Helen and Ron Bibb, Laura's parents, never gave up hope or stopped fighting for their daughter. Helen spent half her life on the Internet looking for the answers to why Laura's body had betrayed her. Laura kept falling down, she would also start to binge-eat and sometimes refuse to talk to her family for long periods of time. Neither the Internet nor her doctors could give Laura's mom Helen the answers. The medical doctors were saying that everything medical science had to offer, inside the confines of an HMO plan, was being done to help. "I was on the diagnosis merry-go-round, going nowhere," Helen says. "There were plenty of explanations and excuses, but no answers." She continued, "She had orthotics put in her shoes, but her knees were still swollen and getting worse. Her right leg and foot were starting to turn in. The orthopedic doctors suggested knee braces and painkillers." Then one day, a neighbor of the Bibb's, Pam Flynn, wrenched her knee and went to see Toluca Lake chiropractor, Dr. King Rollins. While under care, she told the chiropractor about 10 year old Laura. She mentioned that Laura was falling down all the time, and would soon need braces and a steady diet of painkillers just to get around. "The idea of this wonderful little girl who had already been through so much, now needing braces to walk really threw me," Pam said. Later that day, Pam went to see Helen and told her to see the chiropractor who she said also treated kids. Pam told Helen, "Go see him, what could it hurt?" That's exactly what Helen Bibb did as she
brought Laura to see the chiropractor.
Laura's mom Helen thought the procedure was so simple, yet the results were so profound. "The first thing Laura did was let out a big sigh of relief," Helen said. "That night she came down the stairs by herself. We were stunned. This used to take forever with Laura holding on to both rails, her dad in front so she wouldn't fall, and me guiding from behind. Laura now wants to move and run and be a real kid for the first time. All the doctors said that her foot would stay turned in and there was nothing they could do. Well, her foot has straightened out, too." The Bibb's neighbors noticed the changes as well.
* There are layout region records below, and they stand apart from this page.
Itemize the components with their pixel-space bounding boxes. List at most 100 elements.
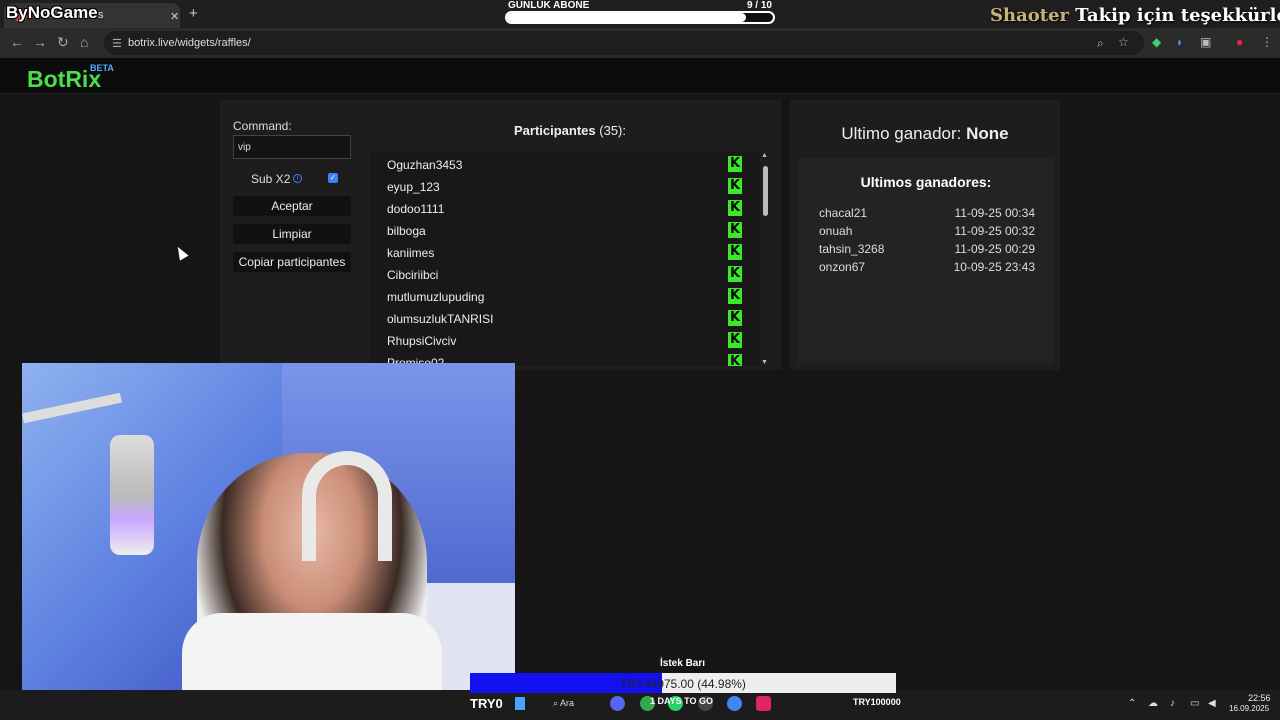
raffle-panel: Command: Sub X2 i ✓ Aceptar Limpiar Copi… [220,100,782,370]
extension-shield-icon[interactable]: ◆ [1152,35,1161,49]
taskbar-search[interactable]: ⌕ Ara [553,698,574,709]
participant-name: RhupsiCivciv [387,334,457,348]
brand-beta-badge: BETA [90,63,114,73]
windows-start-icon[interactable] [515,697,525,710]
subx2-label: Sub X2 [251,172,291,186]
clear-button[interactable]: Limpiar [233,224,351,244]
participants-count: (35): [599,123,626,138]
participants-title-text: Participantes [513,123,596,138]
scroll-up-icon[interactable]: ▲ [761,152,768,159]
network-icon[interactable]: ▭ [1190,698,1199,709]
wish-bar-label: İstek Barı [660,658,706,669]
reload-icon[interactable]: ↻ [57,34,69,51]
clock-time[interactable]: 22:56 [1248,693,1271,703]
sub-goal-progress-fill [507,13,747,22]
winner-row: tahsin_3268 11-09-25 00:29 [819,242,1035,260]
webcam-feed [22,363,515,692]
url-text[interactable]: botrix.live/widgets/raffles/ [128,37,251,49]
participant-name: eyup_123 [387,180,440,194]
home-icon[interactable]: ⌂ [80,34,88,50]
kick-icon: K [728,222,742,238]
winner-name: onzon67 [819,260,866,274]
kick-icon: K [728,200,742,216]
participant-name: Cibciriibci [387,268,439,282]
zoom-icon[interactable]: ⌕ [1097,36,1104,51]
participant-row: Cibciriibci K [370,263,760,285]
winner-name: tahsin_3268 [819,242,885,256]
kick-icon: K [728,354,742,366]
command-input[interactable] [233,135,351,159]
scroll-down-icon[interactable]: ▼ [761,359,768,366]
headphones [302,451,392,561]
command-label: Command: [233,119,292,133]
participant-row: olumsuzlukTANRISI K [370,307,760,329]
onedrive-icon[interactable]: ☁ [1148,698,1158,709]
participants-list[interactable]: Oguzhan3453 K eyup_123 K dodoo1111 K bilbog… [370,152,760,366]
menu-dots-icon[interactable]: ⋮ [1261,35,1273,49]
new-tab-button[interactable]: + [189,5,198,22]
taskbar-search-label: Ara [560,698,575,708]
winner-row: chacal21 11-09-25 00:34 [819,206,1035,224]
follow-alert-name: Shaoter [990,5,1070,26]
sub-goal-overlay: GÜNLÜK ABONE 9 / 10 [505,0,775,26]
app-icon[interactable] [756,696,771,711]
copy-participants-button[interactable]: Copiar participantes [233,252,351,272]
winner-name: chacal21 [819,206,868,220]
microphone [110,435,154,555]
subx2-checkbox[interactable]: ✓ [328,173,338,183]
info-icon[interactable]: i [293,174,302,183]
browser-app-icon[interactable] [727,696,742,711]
volume-icon[interactable]: ◀ [1208,698,1216,709]
browser-toolbar: ← → ↻ ⌂ ☰ botrix.live/widgets/raffles/ ⌕… [0,28,1280,58]
tab-title: BotRix Raffles [34,9,104,21]
discord-icon[interactable] [610,696,625,711]
site-info-icon[interactable]: ☰ [112,37,122,50]
sub-goal-count: 9 / 10 [746,0,772,11]
tab-close-icon[interactable]: ✕ [170,10,179,23]
participant-row: RhupsiCivciv K [370,329,760,351]
tray-chevron-icon[interactable]: ⌃ [1128,698,1136,709]
participants-scrollbar[interactable]: ▲ ▼ [761,152,770,366]
last-winner-value: None [966,124,1009,143]
recent-winners-title: Ultimos ganadores: [860,174,992,190]
winner-panel: Ultimo ganador: None Ultimos ganadores: … [790,100,1060,370]
kick-icon: K [728,244,742,260]
scrollbar-thumb[interactable] [763,166,768,216]
forward-icon[interactable]: → [33,34,47,50]
extension-icon[interactable]: ◗ [1176,35,1183,49]
page-header: BotRix BETA [0,58,1280,94]
winner-date: 10-09-25 23:43 [953,260,1035,274]
tab-favicon-icon [14,9,27,22]
participant-name: olumsuzlukTANRISI [387,312,494,326]
profile-avatar-icon[interactable]: ● [1236,35,1243,49]
address-bar[interactable]: ☰ botrix.live/widgets/raffles/ ⌕ ☆ [104,31,1144,55]
browser-tab[interactable]: BotRix Raffles ✕ [4,3,180,28]
shirt [182,613,442,692]
recent-winners-box: Ultimos ganadores: chacal21 11-09-25 00:3… [798,158,1054,364]
microphone-icon[interactable]: ♪ [1170,698,1175,709]
back-icon[interactable]: ← [10,34,24,50]
extensions-puzzle-icon[interactable]: ▣ [1200,35,1211,49]
participant-name: dodoo1111 [387,202,445,216]
participant-row: bilboga K [370,219,760,241]
accept-button[interactable]: Aceptar [233,196,351,216]
participant-row: eyup_123 K [370,175,760,197]
follow-alert-text: Takip için teşekkürler. [1075,5,1280,26]
clock-date[interactable]: 16.09.2025 [1229,704,1269,713]
wish-bar-max: TRY100000 [853,697,901,707]
participant-row: dodoo1111 K [370,197,760,219]
participant-row: kaniimes K [370,241,760,263]
winner-date: 11-09-25 00:34 [954,206,1035,220]
kick-icon: K [728,156,742,172]
participant-name: bilboga [387,224,426,238]
mic-arm [22,392,122,424]
sub-goal-progress-bar [505,11,775,24]
last-winner-label: Ultimo ganador: [841,124,962,143]
participant-name: Oguzhan3453 [387,158,463,172]
sub-goal-title: GÜNLÜK ABONE [508,0,590,11]
winner-name: onuah [819,224,853,238]
kick-icon: K [728,178,742,194]
bookmark-star-icon[interactable]: ☆ [1118,35,1129,49]
kick-icon: K [728,266,742,282]
winner-row: onzon67 10-09-25 23:43 [819,260,1035,278]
One of them Elaine Alexander commented, "She's an entirely different little girl, mentally as well as physically. She used to be shy and hide behind her mother. Now, she's in the open, talking." The LA Daily News story further reported that the girls life was changed when this summer, Laura did something Helen, in her most optimistic dreams, never would have thought possible. With her mom and dad, younger sister Julie, and older brother Edward cheering her on and bursting with pride, Laura swam with the dolphins at Sea World. Laura's mom Helen concluded the article by saying, "When we'd walk the dogs, Laura couldn't keep up. Now, she's out front. It's been a remarkable transformation. Look at her, she's so proud of herself."